You can listen to the complete interview (about 45 minutes) or read the transcript
here.
On Reagan
SHIRLEY: I’ve heard that, and that’s utterly ridiculous. The people who say that about Ronald Reagan [that he couldn’t get the Republican nomination this year because he was too moderate] don’t know about Ronald Reagan. He was a conservative. Some of his positions had evolved over the years—he started out, in the ’30s and ’40s, as what he called not a “bleeding heart liberal,” but, as he said, “a hemophiliac liberal.” He was a rip-roaring supporter of the New Deal and Franklin Roosevelt, and in 1948 he campaigned for Harry Truman as part of “Hollywood for Truman.” In 1950 he campaigned for Helen Gahagan Douglas against Richard Nixon for the Senate out there. His long political climb had started, and he didn’t really arrive at a conservative philosophy that was based on the individual—and, more importantly, based on the spiritual individual—until the late ’70s, and by then, his philosophy was fully formed as far as individual freedom, rights, privacy, a hatred of totalitarianism—especially as embraced by Soviet Communism—and an oppressive welfare state here in this country. I’m hard pressed to think, when they say—I think it’s just a dumb throwaway line, Roger, to be quite honest. To say that Ronald Reagan wasn’t conservative enough for the Republican Party, it’s ridiculous. When they say that, they don’t offer up any evidence. I’ve spent a lifetime studying Ronald Reagan, working for Ronald Reagan, writing books for Ronald Reagan…I don’t think there’s anybody who has been as steeped in Reagan history as I have. Those people who make those statements, they’re just making foolish statements.
The balance of it is, yes, he raised taxes, but he also cut taxes, and he also cut taxes much more massively, and more widespread—and reformed the tax code, which was far more consequential, and brought down capital gains, the inheritance taxes, and other things like that—than he ever raised. Even the one time he did work with Tip O’Neill, in 1982, to raise taxes, the deal was, there was supposed to be $3 in federal cuts for every $1 in taxes raised. Well, Reagan kept his side of the bargain, the Democrats didn’t. Tip O’Neill didn’t. Federal spending increased. He vowed, in his diaries, and said repeatedly afterwards, that he got snookered and he would never fall for it again—and he never did. He never embarked on any type of deal after that with the Democrats on Capitol Hill, as far as balancing cuts for a tax increase.
In ’91, Bush 41 got snookered by them, too, on the 1991 tax increase. There were supposed to be corresponding spending cuts. There weren’t corresponding spending cuts.

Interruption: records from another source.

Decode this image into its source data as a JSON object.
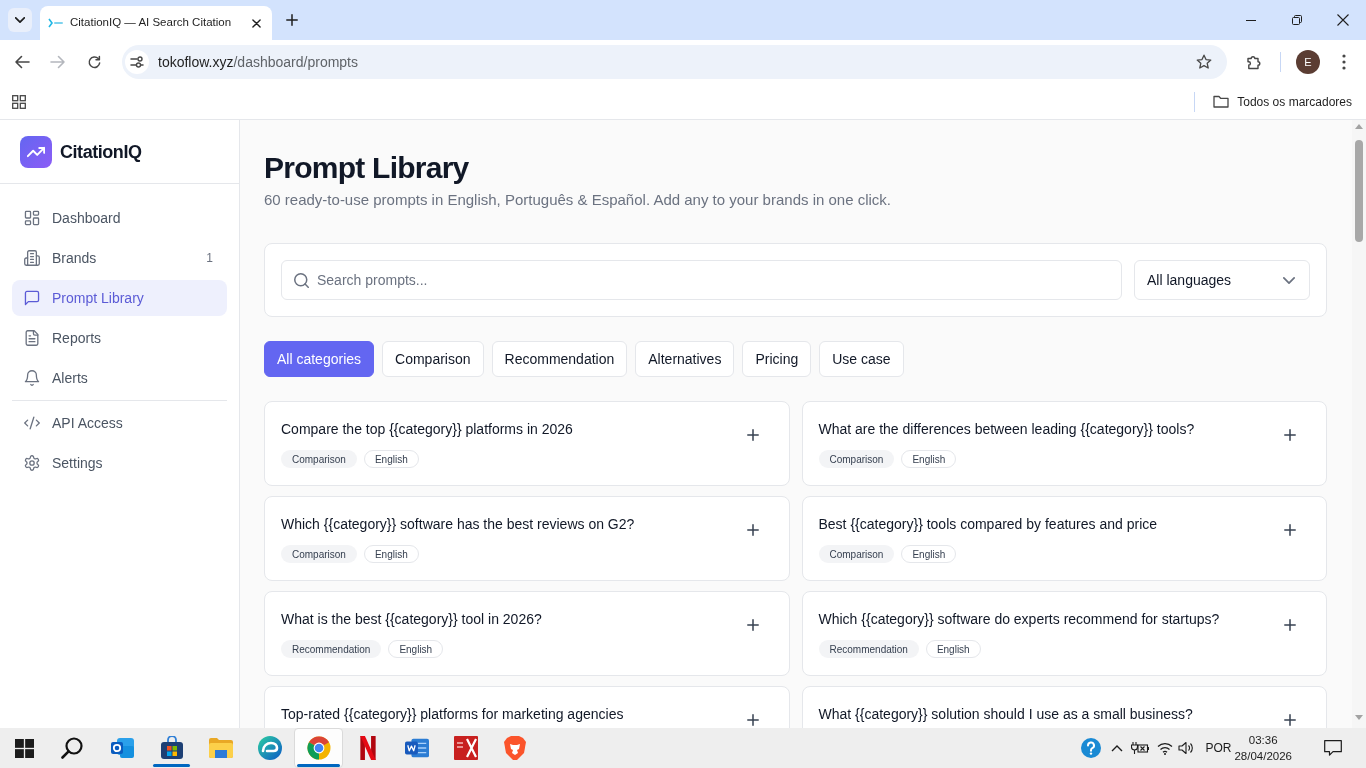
{
  "browser": {
    "tabs": [
      {
        "title": "CitationIQ — AI Search Citation",
        "selected": true
      }
    ],
    "address": {
      "host": "tokoflow.xyz",
      "path": "/dashboard/prompts"
    },
    "profile_initial": "E",
    "bookmarks_folder": "Todos os marcadores"
  },
  "sidebar": {
    "brand": "CitationIQ",
    "nav_groups": [
      [
        {
          "label": "Dashboard",
          "selected": false
        },
        {
          "label": "Brands",
          "count": "1",
          "selected": false
        },
        {
          "label": "Prompt Library",
          "selected": true
        },
        {
          "label": "Reports",
          "selected": false
        },
        {
          "label": "Alerts",
          "selected": false
        }
      ],
      [
        {
          "label": "API Access",
          "selected": false
        },
        {
          "label": "Settings",
          "selected": false
        }
      ]
    ]
  },
  "page": {
    "title": "Prompt Library",
    "subtitle": "60 ready-to-use prompts in English, Português & Español. Add any to your brands in one click."
  },
  "filters": {
    "search": {
      "placeholder": "Search prompts..."
    },
    "language": {
      "value": "All languages"
    },
    "categories": [
      {
        "label": "All categories",
        "selected": true
      },
      {
        "label": "Comparison",
        "selected": false
      },
      {
        "label": "Recommendation",
        "selected": false
      },
      {
        "label": "Alternatives",
        "selected": false
      },
      {
        "label": "Pricing",
        "selected": false
      },
      {
        "label": "Use case",
        "selected": false
      }
    ]
  },
  "prompts": [
    {
      "text": "Compare the top {{category}} platforms in 2026",
      "tags": [
        {
          "label": "Comparison",
          "kind": "category"
        },
        {
          "label": "English",
          "kind": "language"
        }
      ]
    },
    {
      "text": "What are the differences between leading {{category}} tools?",
      "tags": [
        {
          "label": "Comparison",
          "kind": "category"
        },
        {
          "label": "English",
          "kind": "language"
        }
      ]
    },
    {
      "text": "Which {{category}} software has the best reviews on G2?",
      "tags": [
        {
          "label": "Comparison",
          "kind": "category"
        },
        {
          "label": "English",
          "kind": "language"
        }
      ]
    },
    {
      "text": "Best {{category}} tools compared by features and price",
      "tags": [
        {
          "label": "Comparison",
          "kind": "category"
        },
        {
          "label": "English",
          "kind": "language"
        }
      ]
    },
    {
      "text": "What is the best {{category}} tool in 2026?",
      "tags": [
        {
          "label": "Recommendation",
          "kind": "category"
        },
        {
          "label": "English",
          "kind": "language"
        }
      ]
    },
    {
      "text": "Which {{category}} software do experts recommend for startups?",
      "tags": [
        {
          "label": "Recommendation",
          "kind": "category"
        },
        {
          "label": "English",
          "kind": "language"
        }
      ]
    },
    {
      "text": "Top-rated {{category}} platforms for marketing agencies"
    },
    {
      "text": "What {{category}} solution should I use as a small business?"
    }
  ],
  "taskbar": {
    "apps": [
      {
        "running": false,
        "selected": false
      },
      {
        "running": true,
        "selected": false
      },
      {
        "running": false,
        "selected": false
      },
      {
        "running": false,
        "selected": false
      },
      {
        "running": true,
        "selected": true
      },
      {
        "running": false,
        "selected": false
      },
      {
        "running": false,
        "selected": false
      },
      {
        "running": false,
        "selected": false
      },
      {
        "running": false,
        "selected": false
      }
    ],
    "tray": {
      "language": "POR",
      "time": "03:36",
      "date": "28/04/2026"
    }
  }
}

So there’s a pretty good track record of Democrats being duplicitous on this issue. The Republicans have simply wised up. Now, they have not explained it well, so it makes them seem like they’re being obstructionists, but if they did a better job explaining their position to the American people, they would look like they’re creating solutions and leaving the American people alone instead of simply stopping spending cuts.
[Reagan] wrote in his diaries, too, that the amnesty bill wasn’t an amnesty bill per se, because amnesty means the abdication of any punishment for a crime committed. There were heavy penalties and citizenship classes and all sorts of things for those people who were here illegally—and we’re talking about a much smaller group of people in 1986 than we’re talking about today. That’s number one. Number two is, the laws were never implemented, and he wrote that in his memoirs. Number three, a lot of these illegals were people, Cubans and Nicaraguans, who had escaped Communist oppression and were here, for all intents and purposes, as political refugees, and not simply here for the economic opportunities. They were escaping the murderous tyrannies of Daniel Ortega and Fidel Castro, and there’s nothing wrong with that as far as I’m concerned!
What Reagan wanted to do was to move power away from Washington, back to the states and individuals in the fashion as envisioned by the Founders, the fashion envisioned by Paine and Jefferson and others who believed in individuality over the State.